Key Background: The country’s preparation and response to the coronavirus has been a point of criticism against the Trump administration. During his daily press briefings and in tweets, Trump has taken the opportunity to blame the previous administration for supply shortages and issues around testing. Trump’s administration, however, cut the Centers for Disease Control and Prevention’s pandemic response team in 2018 in a bid to lower costs. In 2019, the Department of Health and Human Services ran a test to illustrate how unprepared the country was for an influenza pandemic. And a report from the Washington Post that’s been denied by Trump alleged that officials warned of the severity of the COVID-19 coronavirus throughout January and February while Trump publicly downplayed the disease.
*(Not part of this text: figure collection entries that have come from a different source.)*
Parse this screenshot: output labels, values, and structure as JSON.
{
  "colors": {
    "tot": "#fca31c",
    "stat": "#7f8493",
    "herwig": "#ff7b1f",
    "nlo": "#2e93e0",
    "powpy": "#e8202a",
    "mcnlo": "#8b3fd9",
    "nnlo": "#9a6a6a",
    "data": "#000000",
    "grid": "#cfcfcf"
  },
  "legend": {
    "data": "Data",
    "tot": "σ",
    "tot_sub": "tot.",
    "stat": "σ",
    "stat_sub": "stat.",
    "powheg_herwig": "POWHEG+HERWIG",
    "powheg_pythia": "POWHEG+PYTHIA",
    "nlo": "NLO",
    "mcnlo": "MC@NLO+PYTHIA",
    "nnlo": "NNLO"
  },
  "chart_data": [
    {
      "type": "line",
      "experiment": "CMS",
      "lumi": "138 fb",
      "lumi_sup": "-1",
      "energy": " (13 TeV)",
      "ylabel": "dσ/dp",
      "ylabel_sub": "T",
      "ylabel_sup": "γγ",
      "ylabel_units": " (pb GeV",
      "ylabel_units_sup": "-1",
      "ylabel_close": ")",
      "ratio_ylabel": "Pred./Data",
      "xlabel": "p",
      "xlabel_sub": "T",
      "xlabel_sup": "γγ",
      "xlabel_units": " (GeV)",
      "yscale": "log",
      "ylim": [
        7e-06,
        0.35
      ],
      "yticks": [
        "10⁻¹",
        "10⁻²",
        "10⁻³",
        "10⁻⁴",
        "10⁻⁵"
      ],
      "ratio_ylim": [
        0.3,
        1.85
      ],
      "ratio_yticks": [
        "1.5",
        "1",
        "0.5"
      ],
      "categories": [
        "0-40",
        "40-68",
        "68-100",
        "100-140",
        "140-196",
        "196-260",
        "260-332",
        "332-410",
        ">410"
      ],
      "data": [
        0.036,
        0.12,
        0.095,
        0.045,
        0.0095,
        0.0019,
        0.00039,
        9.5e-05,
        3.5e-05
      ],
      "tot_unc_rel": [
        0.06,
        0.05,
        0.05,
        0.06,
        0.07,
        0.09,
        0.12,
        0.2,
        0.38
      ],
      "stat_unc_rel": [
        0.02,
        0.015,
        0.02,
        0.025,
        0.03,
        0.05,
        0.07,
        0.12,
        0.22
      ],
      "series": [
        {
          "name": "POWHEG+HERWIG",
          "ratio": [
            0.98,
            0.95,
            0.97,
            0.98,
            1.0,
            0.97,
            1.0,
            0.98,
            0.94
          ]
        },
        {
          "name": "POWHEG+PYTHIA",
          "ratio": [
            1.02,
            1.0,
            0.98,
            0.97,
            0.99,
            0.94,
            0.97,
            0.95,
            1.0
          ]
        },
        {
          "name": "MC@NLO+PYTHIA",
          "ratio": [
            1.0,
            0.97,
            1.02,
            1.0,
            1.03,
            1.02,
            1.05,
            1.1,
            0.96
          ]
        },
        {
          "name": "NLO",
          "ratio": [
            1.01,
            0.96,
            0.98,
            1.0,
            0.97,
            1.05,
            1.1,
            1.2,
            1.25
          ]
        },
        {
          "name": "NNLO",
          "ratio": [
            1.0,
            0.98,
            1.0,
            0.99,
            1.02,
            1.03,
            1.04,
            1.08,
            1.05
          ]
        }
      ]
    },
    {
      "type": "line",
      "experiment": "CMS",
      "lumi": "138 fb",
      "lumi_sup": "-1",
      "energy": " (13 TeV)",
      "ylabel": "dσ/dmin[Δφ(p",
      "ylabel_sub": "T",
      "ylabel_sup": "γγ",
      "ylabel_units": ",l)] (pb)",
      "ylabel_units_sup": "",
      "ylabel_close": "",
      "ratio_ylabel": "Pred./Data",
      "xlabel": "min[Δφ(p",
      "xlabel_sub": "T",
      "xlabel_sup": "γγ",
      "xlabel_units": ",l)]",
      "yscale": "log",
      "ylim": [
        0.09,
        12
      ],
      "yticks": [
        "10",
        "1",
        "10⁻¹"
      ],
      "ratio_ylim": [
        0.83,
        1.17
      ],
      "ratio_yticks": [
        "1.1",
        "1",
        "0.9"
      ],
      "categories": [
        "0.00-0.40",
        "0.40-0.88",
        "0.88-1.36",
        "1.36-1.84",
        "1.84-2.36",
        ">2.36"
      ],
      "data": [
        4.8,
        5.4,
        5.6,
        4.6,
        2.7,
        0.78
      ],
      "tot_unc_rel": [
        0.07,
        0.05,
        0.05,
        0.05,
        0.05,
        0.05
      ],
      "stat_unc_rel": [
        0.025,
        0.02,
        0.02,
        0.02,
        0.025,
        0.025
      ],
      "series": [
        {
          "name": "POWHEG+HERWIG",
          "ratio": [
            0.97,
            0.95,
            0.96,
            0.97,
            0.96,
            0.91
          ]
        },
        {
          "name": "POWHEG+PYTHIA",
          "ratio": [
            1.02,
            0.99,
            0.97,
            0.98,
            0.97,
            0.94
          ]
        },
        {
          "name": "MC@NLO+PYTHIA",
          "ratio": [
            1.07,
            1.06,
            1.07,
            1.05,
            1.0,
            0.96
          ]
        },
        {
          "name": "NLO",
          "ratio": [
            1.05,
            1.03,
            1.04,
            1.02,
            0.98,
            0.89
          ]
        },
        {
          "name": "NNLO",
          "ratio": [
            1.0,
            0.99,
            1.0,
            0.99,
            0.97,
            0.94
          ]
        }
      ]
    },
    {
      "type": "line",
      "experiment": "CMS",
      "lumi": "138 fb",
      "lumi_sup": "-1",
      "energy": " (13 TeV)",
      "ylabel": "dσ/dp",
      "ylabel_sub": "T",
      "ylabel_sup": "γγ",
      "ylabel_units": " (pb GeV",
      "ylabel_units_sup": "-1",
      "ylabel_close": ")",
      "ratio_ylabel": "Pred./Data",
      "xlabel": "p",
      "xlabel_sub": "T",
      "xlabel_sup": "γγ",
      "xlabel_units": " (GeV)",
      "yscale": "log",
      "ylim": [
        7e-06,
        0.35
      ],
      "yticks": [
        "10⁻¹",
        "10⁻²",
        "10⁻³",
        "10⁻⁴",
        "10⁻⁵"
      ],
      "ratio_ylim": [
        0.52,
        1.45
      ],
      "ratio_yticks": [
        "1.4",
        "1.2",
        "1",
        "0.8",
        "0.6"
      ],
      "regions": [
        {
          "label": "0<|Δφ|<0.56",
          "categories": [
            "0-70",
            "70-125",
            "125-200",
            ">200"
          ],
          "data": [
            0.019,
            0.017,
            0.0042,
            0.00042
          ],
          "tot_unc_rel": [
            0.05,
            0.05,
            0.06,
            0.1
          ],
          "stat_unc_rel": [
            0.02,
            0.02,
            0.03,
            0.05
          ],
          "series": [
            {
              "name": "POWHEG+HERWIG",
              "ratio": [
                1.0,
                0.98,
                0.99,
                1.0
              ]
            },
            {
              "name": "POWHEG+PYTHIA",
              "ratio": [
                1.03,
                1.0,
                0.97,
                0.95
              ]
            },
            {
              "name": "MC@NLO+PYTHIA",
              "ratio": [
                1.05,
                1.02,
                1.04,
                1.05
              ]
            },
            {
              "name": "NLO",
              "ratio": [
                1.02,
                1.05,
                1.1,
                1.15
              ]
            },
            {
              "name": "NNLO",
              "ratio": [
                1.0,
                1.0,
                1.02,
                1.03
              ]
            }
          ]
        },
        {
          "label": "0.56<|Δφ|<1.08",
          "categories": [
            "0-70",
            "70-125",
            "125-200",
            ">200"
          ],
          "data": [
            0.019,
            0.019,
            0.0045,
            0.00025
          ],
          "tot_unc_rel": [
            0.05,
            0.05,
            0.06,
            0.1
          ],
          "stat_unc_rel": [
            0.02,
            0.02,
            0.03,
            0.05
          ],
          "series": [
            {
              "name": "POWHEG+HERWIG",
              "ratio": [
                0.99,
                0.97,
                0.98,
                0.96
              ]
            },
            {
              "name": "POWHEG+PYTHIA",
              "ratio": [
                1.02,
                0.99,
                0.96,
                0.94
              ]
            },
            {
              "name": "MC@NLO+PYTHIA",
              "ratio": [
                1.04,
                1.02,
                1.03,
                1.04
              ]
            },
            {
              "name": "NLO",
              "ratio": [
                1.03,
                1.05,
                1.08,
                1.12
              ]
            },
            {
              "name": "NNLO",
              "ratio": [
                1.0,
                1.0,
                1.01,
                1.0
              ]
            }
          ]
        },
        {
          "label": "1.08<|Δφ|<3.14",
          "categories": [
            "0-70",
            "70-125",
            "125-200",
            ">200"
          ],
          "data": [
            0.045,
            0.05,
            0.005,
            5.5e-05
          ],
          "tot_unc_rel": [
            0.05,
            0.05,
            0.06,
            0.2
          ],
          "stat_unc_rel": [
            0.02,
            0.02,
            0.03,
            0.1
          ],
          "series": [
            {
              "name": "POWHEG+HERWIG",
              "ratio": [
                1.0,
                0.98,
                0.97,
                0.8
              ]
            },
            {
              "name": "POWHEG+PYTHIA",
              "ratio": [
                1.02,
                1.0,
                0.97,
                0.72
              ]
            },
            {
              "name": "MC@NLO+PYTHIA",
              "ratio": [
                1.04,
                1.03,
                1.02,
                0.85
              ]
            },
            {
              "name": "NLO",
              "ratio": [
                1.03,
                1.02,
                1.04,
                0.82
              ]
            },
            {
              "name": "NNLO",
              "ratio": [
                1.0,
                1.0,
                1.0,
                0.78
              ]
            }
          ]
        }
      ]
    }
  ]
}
During a briefing on February 27, 2020, Trump said, “You have 15 people, and the 15 within a couple of days is going to be down to close to zero— that’s a pretty good job we’ve done.” The lack of preparation carries comparisons with climate change denial, with the Trump administration pulling back environmental regulations and leaving the Paris Climate Agreement as countries like China aggressively try to address the oncoming crisis.

Big Number: 177,452. That’s how many cases of the coronavirus have been confirmed in the U.S., according to Johns Hopkins University. The country now leads all others in confirmed cases, with Italy following in second with 105,792.